Partiamo dalla tua storia di viticoltore. Oltre 400 anni di storia familiare in campagna nella Tenuta Rasciatano … Si, è dal 1600 che la famiglia Porro cura e gestisce la tenuta di 300 ettari nello splendido territorio compreso tra Andria, Barletta e Canosa, nel cuore dell’agro murgiano, a metà strada tra il mite clima costiero e il calore temperato delle colline, da cui otteniamo un olio e un vino di assoluta qualità.
Se il cultivar coratina domina l’oliveto di storia secolare, in ambito vitivinicolo, dopo il rinnovamento della cantina avvenuto nel 2005, la nostra politica produttiva ha virato decisamente verso l’eccellenza, vinificando solo le migliori selezioni di uve prodotte nella Tenuta, quali Nero di Troia, Montepulciano, Malvasia e Chardonnay che a Rasciatano hanno trovato dimora felice coniugandosi in maniera naturale con il territorio. Grazie al prezioso supporto del prof. Luigi Moio, enologo di fama internazionale, insieme a mio fratello abbiamo realizzato due linee di prodotto, “Vigne di Rasciatano” e le “Tenute”, che ci stanno dando grandi soddisfazioni anche in termini di premi e riconoscimenti nei concorsi enologici e da parte delle principali guide italiane ai vini.

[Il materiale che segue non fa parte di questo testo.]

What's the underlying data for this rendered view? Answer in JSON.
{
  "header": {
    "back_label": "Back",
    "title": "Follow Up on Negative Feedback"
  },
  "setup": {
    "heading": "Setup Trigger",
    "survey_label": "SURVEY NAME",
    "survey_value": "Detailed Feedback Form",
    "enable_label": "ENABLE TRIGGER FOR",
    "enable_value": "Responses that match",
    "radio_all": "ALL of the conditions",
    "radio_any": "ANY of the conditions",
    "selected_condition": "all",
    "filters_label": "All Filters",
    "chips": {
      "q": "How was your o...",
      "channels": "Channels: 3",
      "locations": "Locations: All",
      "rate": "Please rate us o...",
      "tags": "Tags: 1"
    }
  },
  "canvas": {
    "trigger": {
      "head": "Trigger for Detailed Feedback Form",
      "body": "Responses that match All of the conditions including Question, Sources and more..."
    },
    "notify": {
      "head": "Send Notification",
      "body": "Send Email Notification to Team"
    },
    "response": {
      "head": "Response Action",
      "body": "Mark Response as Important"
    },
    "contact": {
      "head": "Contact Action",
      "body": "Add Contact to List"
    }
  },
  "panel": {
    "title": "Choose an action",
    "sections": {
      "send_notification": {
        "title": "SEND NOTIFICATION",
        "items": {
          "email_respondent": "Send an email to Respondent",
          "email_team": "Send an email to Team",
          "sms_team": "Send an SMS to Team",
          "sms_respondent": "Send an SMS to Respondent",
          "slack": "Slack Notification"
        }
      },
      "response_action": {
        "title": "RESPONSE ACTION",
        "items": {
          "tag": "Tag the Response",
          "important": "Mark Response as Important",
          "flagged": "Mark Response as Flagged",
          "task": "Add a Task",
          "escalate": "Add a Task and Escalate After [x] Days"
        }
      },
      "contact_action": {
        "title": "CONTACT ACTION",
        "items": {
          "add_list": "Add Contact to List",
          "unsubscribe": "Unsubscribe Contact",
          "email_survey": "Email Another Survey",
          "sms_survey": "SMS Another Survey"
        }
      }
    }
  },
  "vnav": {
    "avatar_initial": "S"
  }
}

Che volumi produttivi raggiungete? Con le due etichette di Rasciatano siamo sulle 100 mila bottiglie, cui abbiamo affiancato un’altra iniziativa alla quale tengo molto: una linea, che abbiamo chiamato “Wineit”, realizzata con una azienda specializzata nel catering aereo, con la quale abbiamo appena vinto un appalto per la fornitura di 500 mila bottiglie alla compagnia aerea americana Jetblu Airways, oltre a fornire gli arerei dell’inglese Easyjet in Europa. L’idea che gli americani si portino sulle loro linee aeree il Nero di Troia mi riempie di soddisfazione.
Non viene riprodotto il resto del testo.